If there’s one fruit that everyone likes, it must be banana. Who doesn’t love bananas? Better yet, who doesn’t love banana bread? So if you’ve got three brown bananas sitting in your kitchen with nowhere to go but the trash, banana bread is the go-to solution. But what do you do when you don’t have a bread pan? You make Banana Bread MUFFINS in a muffin pan! The recipe is pretty uniform across all sources. A ton of sugar, flour and a couple other baking staples. But what really makes the muffins are the rotten bananas. The browner the bananas, the less sugar you have to use!
Banana Bread Muffins
Servings: 12 muffins
Time: ~ 1.5 hours
- 3 very ripened bananas (if possible)
- 1 cup sugar (or 3/4 cup if brown bananas)
- 1 1/2 cups flour
- 1 egg
- 1 tsp. vanilla
- 1 tsp. baking soda
- pinch of salt
- 1/3 cup butter, melted
- 1 Tbsp. butter to grease the pan
- Optional: chocolate chips or walnuts
- Preheat the oven to a low heat, 350.
- Mash the bananas in a large bowl. Stir in the melted butter.

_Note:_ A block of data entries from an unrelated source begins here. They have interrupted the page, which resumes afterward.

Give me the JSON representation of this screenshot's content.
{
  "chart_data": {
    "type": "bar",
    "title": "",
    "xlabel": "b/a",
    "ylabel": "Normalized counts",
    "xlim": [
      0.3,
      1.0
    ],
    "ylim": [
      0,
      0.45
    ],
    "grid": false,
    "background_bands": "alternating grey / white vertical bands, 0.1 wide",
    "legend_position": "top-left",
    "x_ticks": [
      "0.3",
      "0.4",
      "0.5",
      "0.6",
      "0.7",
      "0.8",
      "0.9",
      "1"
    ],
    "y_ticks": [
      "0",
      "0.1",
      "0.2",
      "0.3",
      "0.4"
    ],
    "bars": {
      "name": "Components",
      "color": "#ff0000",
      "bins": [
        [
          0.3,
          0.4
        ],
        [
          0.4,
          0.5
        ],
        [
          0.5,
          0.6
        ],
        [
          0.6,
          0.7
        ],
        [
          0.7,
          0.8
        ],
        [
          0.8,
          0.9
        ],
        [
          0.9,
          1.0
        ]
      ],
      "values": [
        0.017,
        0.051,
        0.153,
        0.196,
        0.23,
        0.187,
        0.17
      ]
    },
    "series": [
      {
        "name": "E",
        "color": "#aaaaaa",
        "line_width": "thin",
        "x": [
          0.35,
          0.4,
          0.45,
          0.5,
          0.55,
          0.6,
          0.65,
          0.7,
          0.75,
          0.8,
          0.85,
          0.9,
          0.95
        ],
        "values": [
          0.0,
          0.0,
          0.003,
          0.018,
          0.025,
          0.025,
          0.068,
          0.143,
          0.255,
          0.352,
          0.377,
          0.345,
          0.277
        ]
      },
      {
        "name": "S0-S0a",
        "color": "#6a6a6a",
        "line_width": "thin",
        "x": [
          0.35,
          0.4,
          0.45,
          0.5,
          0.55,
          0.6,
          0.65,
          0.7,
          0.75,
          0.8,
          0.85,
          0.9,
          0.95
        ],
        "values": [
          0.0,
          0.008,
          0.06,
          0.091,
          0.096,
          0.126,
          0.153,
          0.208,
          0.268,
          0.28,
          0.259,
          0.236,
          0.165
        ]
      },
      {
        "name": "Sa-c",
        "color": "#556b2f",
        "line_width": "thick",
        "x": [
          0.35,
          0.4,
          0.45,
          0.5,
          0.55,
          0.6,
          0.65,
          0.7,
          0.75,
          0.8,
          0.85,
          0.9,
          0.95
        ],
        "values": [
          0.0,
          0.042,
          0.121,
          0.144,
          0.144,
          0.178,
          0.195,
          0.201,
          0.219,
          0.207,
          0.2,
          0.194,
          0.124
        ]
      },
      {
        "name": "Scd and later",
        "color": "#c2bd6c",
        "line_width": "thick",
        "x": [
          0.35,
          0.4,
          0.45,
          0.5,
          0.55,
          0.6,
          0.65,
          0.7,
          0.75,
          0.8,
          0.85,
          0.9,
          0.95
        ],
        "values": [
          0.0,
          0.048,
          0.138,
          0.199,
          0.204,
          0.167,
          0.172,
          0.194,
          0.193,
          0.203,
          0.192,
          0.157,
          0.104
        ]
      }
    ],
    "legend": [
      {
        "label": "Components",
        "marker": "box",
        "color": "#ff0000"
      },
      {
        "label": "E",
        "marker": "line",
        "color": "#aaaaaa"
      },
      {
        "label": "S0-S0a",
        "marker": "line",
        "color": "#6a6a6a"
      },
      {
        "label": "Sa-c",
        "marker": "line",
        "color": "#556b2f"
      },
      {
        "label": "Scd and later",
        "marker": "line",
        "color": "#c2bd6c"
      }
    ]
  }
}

- Add baking soda and salt. Stir.
- Stir in the egg and the sugar. (Yes, it looks like a lot of sugar. Yes, it is a lot of sugar.)
- Add the vanilla and stir.
- Add the flour and whatever additions you’d like. Stir. Make sure the batter is smooth, but chunks of banana are okay! If the batter seems too thick, add a little bit of oil.
- Bake for an hour-ish until the muffins are brown, and a knife comes out clean when you stick it.
And enjoy! These muffins are great at any time of day and pair well with a coffee.